Anyway that's where I am. I don't want you to question me the next time we have lunch together or take a mental inventory of what I'm eating. Really, you don't have to do anything except try to understand.

My quest to be aware has taken me back to my old friend, the Cooking Light website. This is what I made for dinner last night (along with some stuffing & tasty roasted asparagus) and by all accounts it was very very tasty. And for you cooks out there -- also SO fast & easy. No joke. I hope you like it!

Not sure what comes next, but I think awareness is going to keep me busy for awhile. Maybe Rob, Sara & I can make yesterday's afternoon walk a daily event. Not exactly a workout, but certainly better than sitting on my butt watching the Food Network. Ah, the irony...

We'll see. And I'll keep you posted.

Saturday, April 05, 2008

Saturday morning sound bites

The beauty of most Saturdays is that Rob lets me sleep in. Usually that means I'm up at 7:30 or 8:00 (which he doesn't understand as "sleeping in"), but this morning I was up just before nine.

Last night we managed to get a sitter and go out for the evening. Feeling quite proud of ourselves we went to a relatively nice place for dinner (no trays, mascots, or waiters singing "Happy Birthday" in sight) and I ordered myself a Lemondrop. A nice idea in theory, until I woke up this morning at 6:30 with a pounding headache.
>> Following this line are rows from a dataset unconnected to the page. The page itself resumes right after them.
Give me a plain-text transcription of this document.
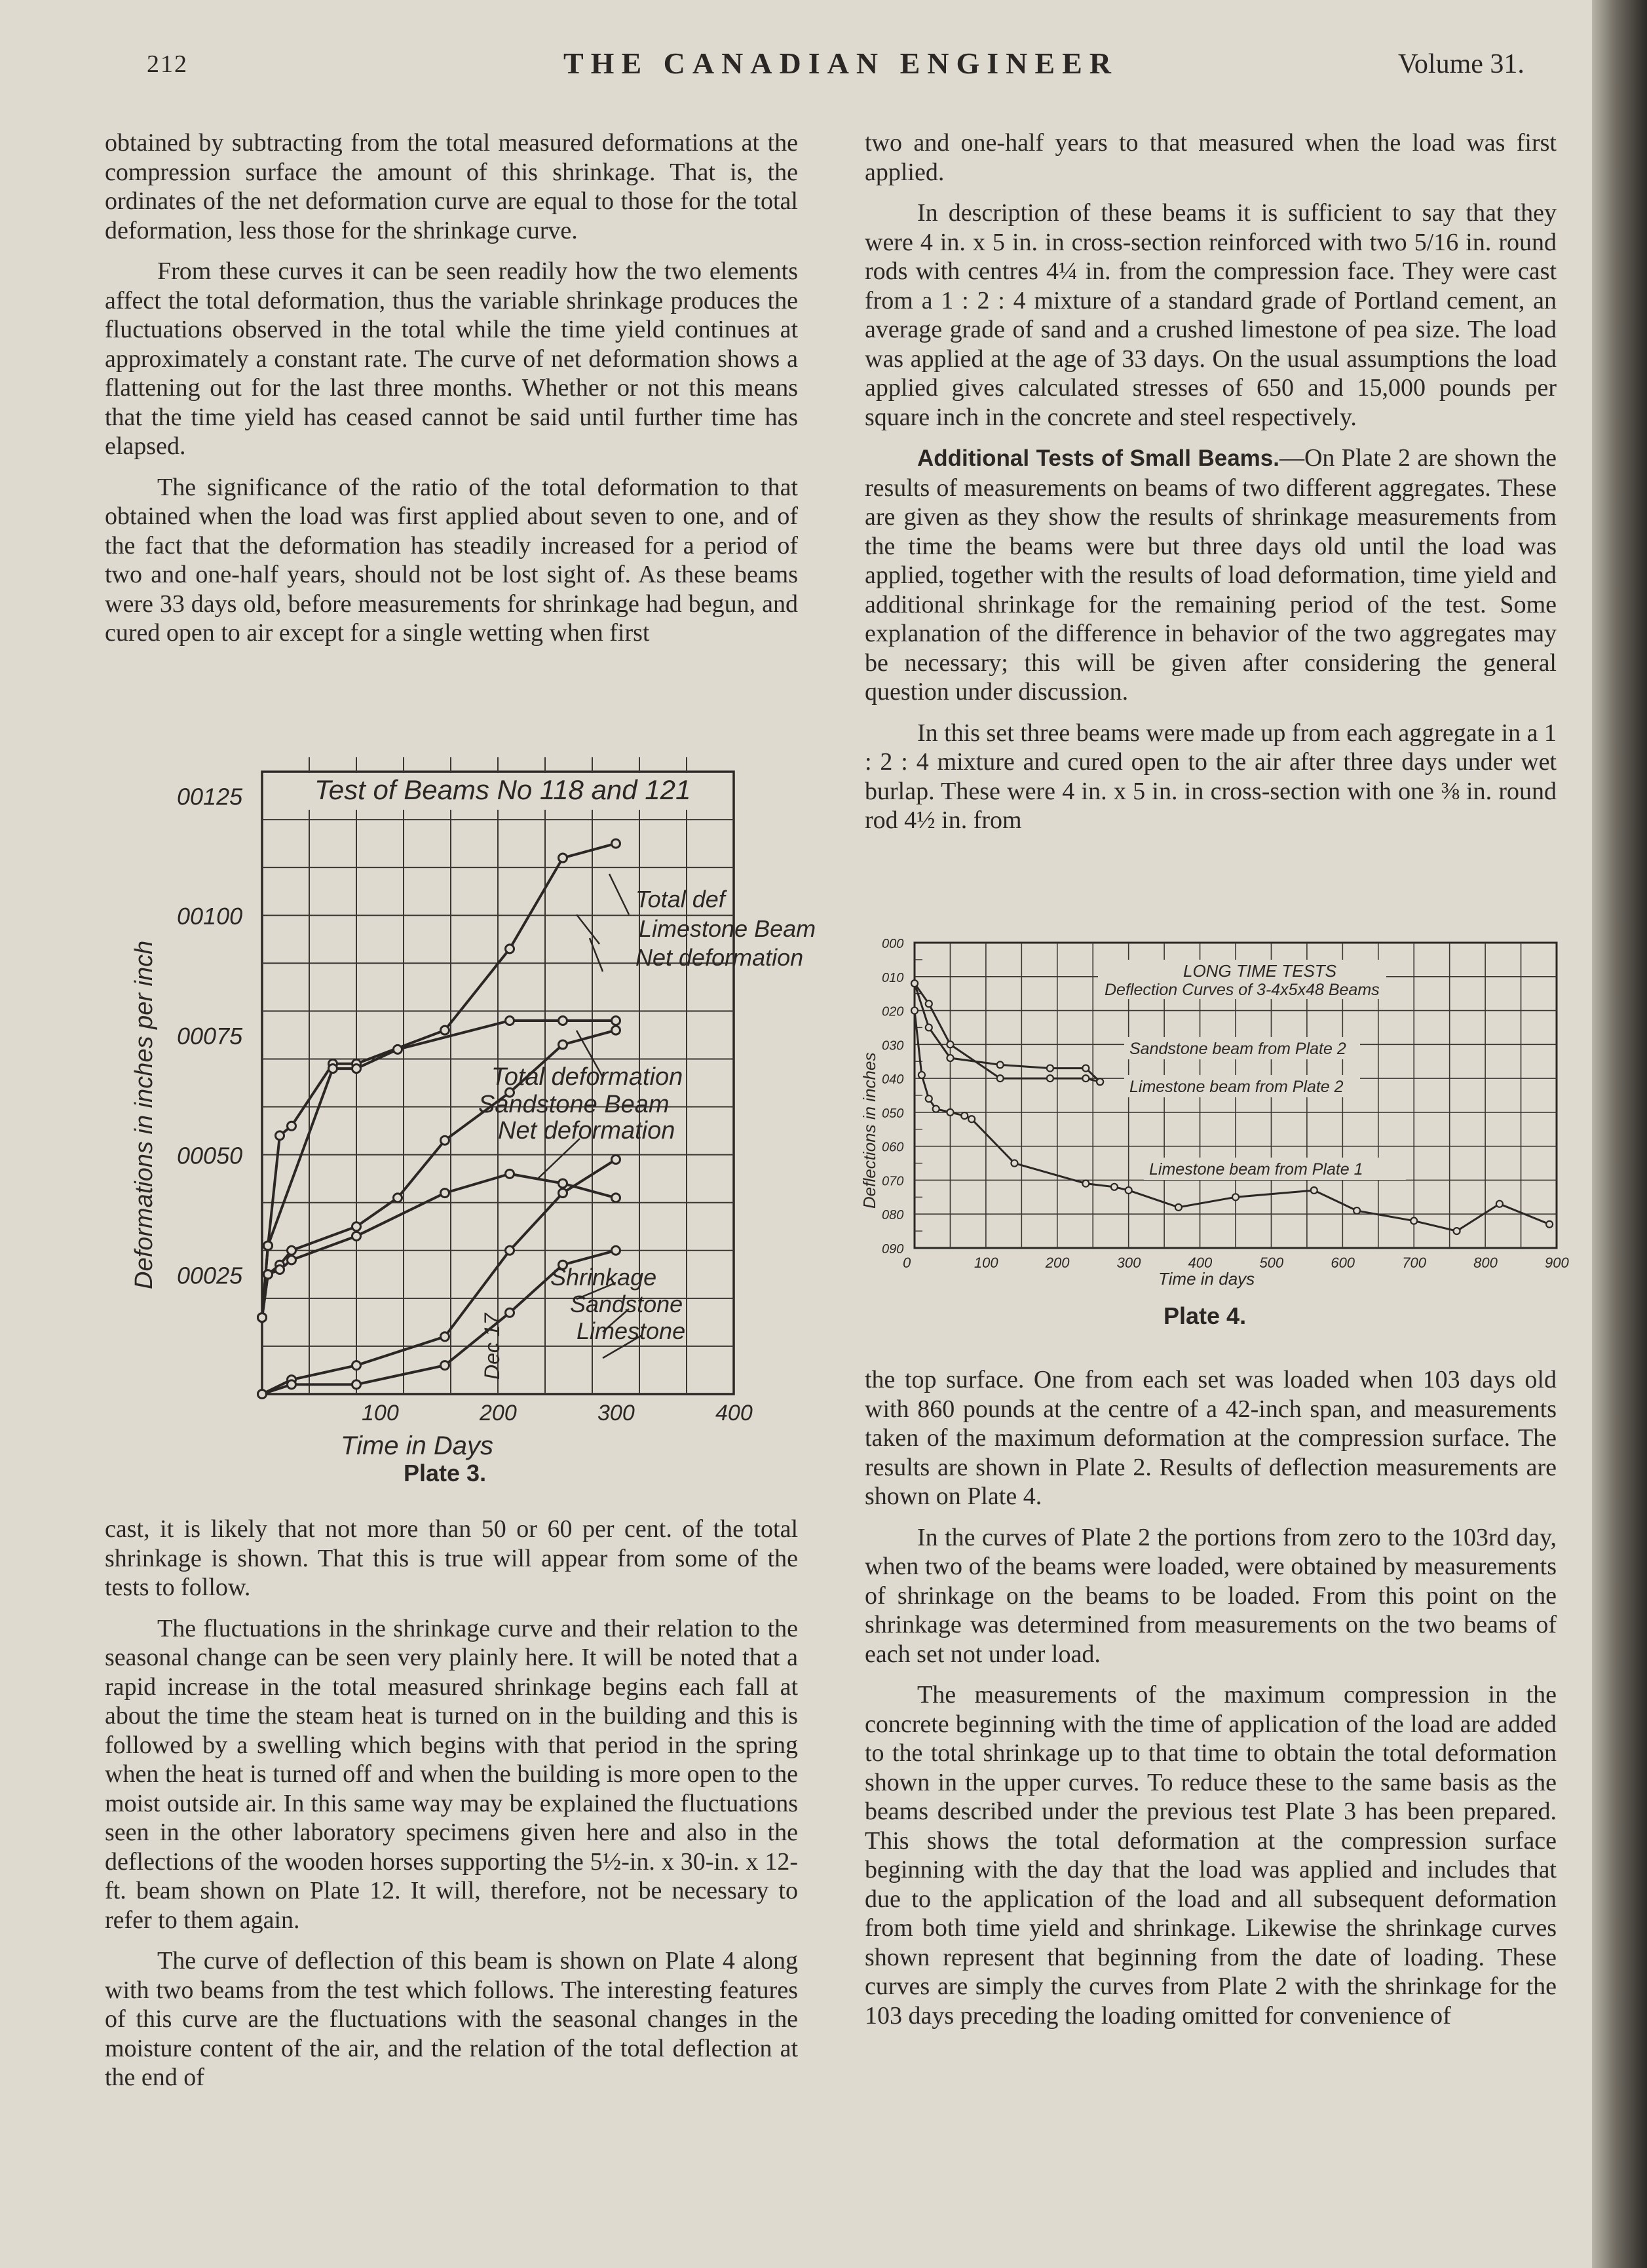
212	THE CANADIAN ENGINEER	Volume 31.

obtained by subtracting from the total measured deformations at the compression surface the amount of this shrinkage. That is, the ordinates of the net deformation curve are equal to those for the total deformation, less those for the shrinkage curve.

From these curves it can be seen readily how the two elements affect the total deformation, thus the variable shrinkage produces the fluctuations observed in the total while the time yield continues at approximately a constant rate. The curve of net deformation shows a flattening out for the last three months. Whether or not this means that the time yield has ceased cannot be said until further time has elapsed.

The significance of the ratio of the total deformation to that obtained when the load was first applied about seven to one, and of the fact that the deformation has steadily increased for a period of two and one-half years, should not be lost sight of. As these beams were 33 days old, before measurements for shrinkage had begun, and cured open to air except for a single wetting when first

Test of Beams No 118 and 121
00025
00050
00075
00100
00125
100	200	300	400
Time in Days
Deformations in inches per inch
Total def
Limestone Beam
Net deformation
Total deformation
Sandstone Beam
Net deformation
Shrinkage
Sandstone
Limestone
Dec 17
Plate 3.

cast, it is likely that not more than 50 or 60 per cent. of the total shrinkage is shown. That this is true will appear from some of the tests to follow.

The fluctuations in the shrinkage curve and their relation to the seasonal change can be seen very plainly here. It will be noted that a rapid increase in the total measured shrinkage begins each fall at about the time the steam heat is turned on in the building and this is followed by a swelling which begins with that period in the spring when the heat is turned off and when the building is more open to the moist outside air. In this same way may be explained the fluctuations seen in the other laboratory specimens given here and also in the deflections of the wooden horses supporting the 5½-in. x 30-in. x 12-ft. beam shown on Plate 12. It will, therefore, not be necessary to refer to them again.

The curve of deflection of this beam is shown on Plate 4 along with two beams from the test which follows. The interesting features of this curve are the fluctuations with the seasonal changes in the moisture content of the air, and the relation of the total deflection at the end of

two and one-half years to that measured when the load was first applied.

In description of these beams it is sufficient to say that they were 4 in. x 5 in. in cross-section reinforced with two 5/16 in. round rods with centres 4¼ in. from the compression face. They were cast from a 1 : 2 : 4 mixture of a standard grade of Portland cement, an average grade of sand and a crushed limestone of pea size. The load was applied at the age of 33 days. On the usual assumptions the load applied gives calculated stresses of 650 and 15,000 pounds per square inch in the concrete and steel respectively.

Additional Tests of Small Beams.—On Plate 2 are shown the results of measurements on beams of two different aggregates. These are given as they show the results of shrinkage measurements from the time the beams were but three days old until the load was applied, together with the results of load deformation, time yield and additional shrinkage for the remaining period of the test. Some explanation of the difference in behavior of the two aggregates may be necessary; this will be given after considering the general question under discussion.

In this set three beams were made up from each aggregate in a 1 : 2 : 4 mixture and cured open to the air after three days under wet burlap. These were 4 in. x 5 in. in cross-section with one ⅜ in. round rod 4½ in. from

LONG TIME TESTS
Deflection Curves of 3-4x5x48 Beams
000
010
020
030
040
050
060
070
080
090
0	100	200	300	400	500	600	700	800	900
Time in days
Deflections in inches
Sandstone beam from Plate 2
Limestone beam from Plate 2
Limestone beam from Plate 1
Plate 4.

the top surface. One from each set was loaded when 103 days old with 860 pounds at the centre of a 42-inch span, and measurements taken of the maximum deformation at the compression surface. The results are shown in Plate 2. Results of deflection measurements are shown on Plate 4.

In the curves of Plate 2 the portions from zero to the 103rd day, when two of the beams were loaded, were obtained by measurements of shrinkage on the beams to be loaded. From this point on the shrinkage was determined from measurements on the two beams of each set not under load.

The measurements of the maximum compression in the concrete beginning with the time of application of the load are added to the total shrinkage up to that time to obtain the total deformation shown in the upper curves. To reduce these to the same basis as the beams described under the previous test Plate 3 has been prepared. This shows the total deformation at the compression surface beginning with the day that the load was applied and includes that due to the application of the load and all subsequent deformation from both time yield and shrinkage. Likewise the shrinkage curves shown represent that beginning from the date of loading. These curves are simply the curves from Plate 2 with the shrinkage for the 103 days preceding the loading omitted for convenience of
Four Advil later and I was back in bed.

When I rolled out two and a half hours later the headache was mostly gone, just that whisper to remind you that you best not get cocky cause it could come back any minute. I sat on the edge of the bed to weigh my options: try to sleep it off entirely or push through and hope for the best?

That's when I heard Rob and Sara downstairs. And it went something like this:

S: (clomp clomp clomp clomp clomp)
R: "Sara Hope NO! We do NOT touch knives! (unintelligible mumbling)"
S: (clomp clomp clomp clomp clomp) "A, B C, D, E, F, Geeeeeeeeeeeeee, H, I J, K, na na na na na na na...." (clomp clomp clomp clomp clomp)
R: "Sara Hope NO!! Get away from the stove!"
S: (clomp clomp clomp clomp clomp) "(unintelligible happy sounds)"
R: "Ba-Boom! You're OK."
S: "(indiscriminate whine)" (clomp clomp clomp clomp clomp)
R: "Sara Hope come back here."
S: (clomp clomp clomp clomp clomp)
S: (clomp clomp clomp clomp clomp)
R: "Sara, I have oranges!"
S: (clomp clomp clomp clomp clomp) "Mmmmmmmmmmmm....." (clomp clomp clomp clomp clomp)
R: "Sara come HERE. Mama's sleeping."
S: (clomp clomp clomp clomp clomp) "Mama? I go SEE Mama." (clomp clomp clomp clomp clomp)
R: "No Sara, come BACK here!"

And so it went.

I opted to hang out upstairs for a few minutes to see which direction my headache was going to turn before I jumped into the fray. Rob just brought up some coffee and when I asked him how they were doing he said "Um, OK." That was when Sara started up the stairs to see what she was missing.

God love him, he told her I was still asleep. He's such a nice man.

As for me, I think I'll fish out a couple more Advil, take a nice hot shower & then give him some relief. But I have to say, I've been enjoying the show. Those two.... peas in a pod. How I wound up as the Mama Bear of this crew is a mystery to me.